Store for rent

Belden Center

A story in this month’s New Homes looks at the retail situation in Lakeview, with a focus on how high rents are displacing Mom and Pops with national merchants and other more deep pocket tenants. Submitted now for your consideration, another retail issue which in the long run may be more troubling, but which hasn’t received as much attention: chronically empty spaces.

Any vacant real estate is bad news for the property owner, but vacant retail space hurts all of us: any break in the continuum of the city fabric diminishes the urban experience.

The management at the Belden Centre complex at Belden and Clark hasn’t been able to fill the space vacated by Tower Records, which raises the issue of why it closed — and why the Virgin Megastore on Michigan Avenue has similarly gone out of business,

Site of Virgin megastore

and why Border’s recently disclosed its plan to shutter its stores at North/Halsted, Clark/Diversey and Broadway /Leland [the downtown stores will reportedly remain open].

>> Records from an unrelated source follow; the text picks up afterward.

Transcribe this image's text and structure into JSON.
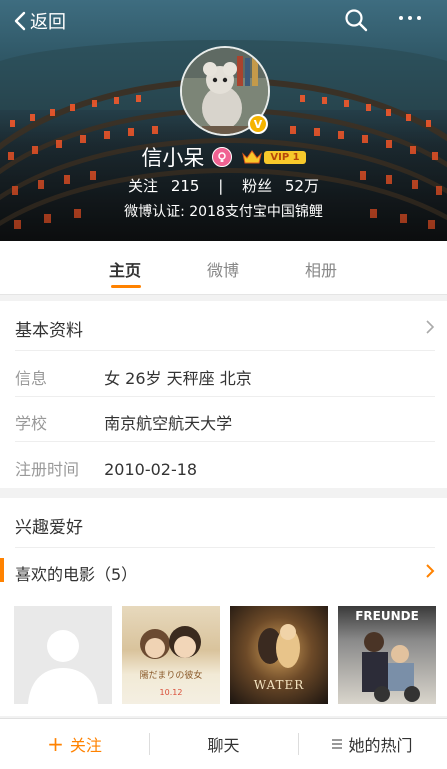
{
  "header": {
    "back_label": "返回",
    "name": "信小呆",
    "vip_label": "VIP 1",
    "stats": {
      "follow_label": "关注",
      "follow_count": "215",
      "divider": "|",
      "fans_label": "粉丝",
      "fans_count": "52万"
    },
    "certification": "微博认证: 2018支付宝中国锦鲤",
    "verified_badge": "V",
    "colors": {
      "accent": "#ff8200",
      "vip": "#f7c92b",
      "female": "#f06292"
    }
  },
  "tabs": [
    {
      "label": "主页",
      "active": true
    },
    {
      "label": "微博",
      "active": false
    },
    {
      "label": "相册",
      "active": false
    }
  ],
  "basic_info": {
    "title": "基本资料",
    "rows": [
      {
        "key": "信息",
        "value": "女  26岁  天秤座  北京"
      },
      {
        "key": "学校",
        "value": "南京航空航天大学"
      },
      {
        "key": "注册时间",
        "value": "2010-02-18"
      }
    ]
  },
  "interests": {
    "title": "兴趣爱好",
    "favorite_movies_label": "喜欢的电影（5）",
    "posters": [
      {
        "title": ""
      },
      {
        "title": "陽だまりの彼女"
      },
      {
        "title": "WATER"
      },
      {
        "title": "FREUNDE"
      }
    ]
  },
  "bottom_bar": {
    "follow_label": "关注",
    "chat_label": "聊天",
    "hot_label": "她的热门"
  }
}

It doesn’t take an advanced degree to see that this has resulted from an evolving shift in retailing: the transaction in certain commodities is taking place more and more in cyberspace, so retailers are seeing less and less reason to maintain a bricks and mortar presence on the city streets.

It makes you wonder where this is leading.

Shopping online has a lot of advantages — which, apparently, the public increasingly perceives as outweighing its downside. Certainly it makes sense in the books and music categories, in part because the goods are so fungible, but also because e-tailers have tried to make the experience more like being onsite [think Amazon’s “Look Inside” feature and itunes’ previews.]

Other purchases are more complicated. While you still ought to try on clothing and shoes before you buy them, if the fashion accessory or home decor merchandise you see on a website looks ok in the pictures, you really don’t need to see it in the flesh. And if you don’t like it when it’s delivered, you can always send it back.

So if bricks and mortar retail is waning as a real estate concept, you have to ask who is going to take up all this empty street level space — particularly the big empty spaces vacated by the likes of Border’s and Virgin. Is it conceivable that the economy has shifted so far that traditional retail tenants will never emerge?

Some burned-out enclosed shopping malls have reportedly converted to different uses — office space or educational institutions, for example.

But street level retail in an urban setting doesn’t lend itself quite as well to this kind of thing, and residential use doesn’t really seem like an option. Restaurants are a hard sell, too; the dangers and inconveniences of living or working above them limit where they can locate themselves.

Conversely [there’s almost always a converse], it’s worth noting that, at least in the neighborhoods, you see more and more coffee houses [many of which don’t even feature the image of a smiling green mermaid on the storefront]. Evidently, with so many people telecommuting, there is a need for daytime gathering spaces where people can interact, although you start to wonder whether this is true because when you look in the window of many such “third places,” every person in the joint is transfixed by their laptop screen and not paying the least bit of attention to anyone else in the room.

Also nail salons. There seems to be one on practically every block.

But how many coffee houses can any city neighborhood support? And it’s hard to imagine a nail salon that could churn out enough acrylic wrap sets to justify taking over the 50,000+ square feet or so vacated by Virgin.

We will watch with interest as the commercial real estate types get creative.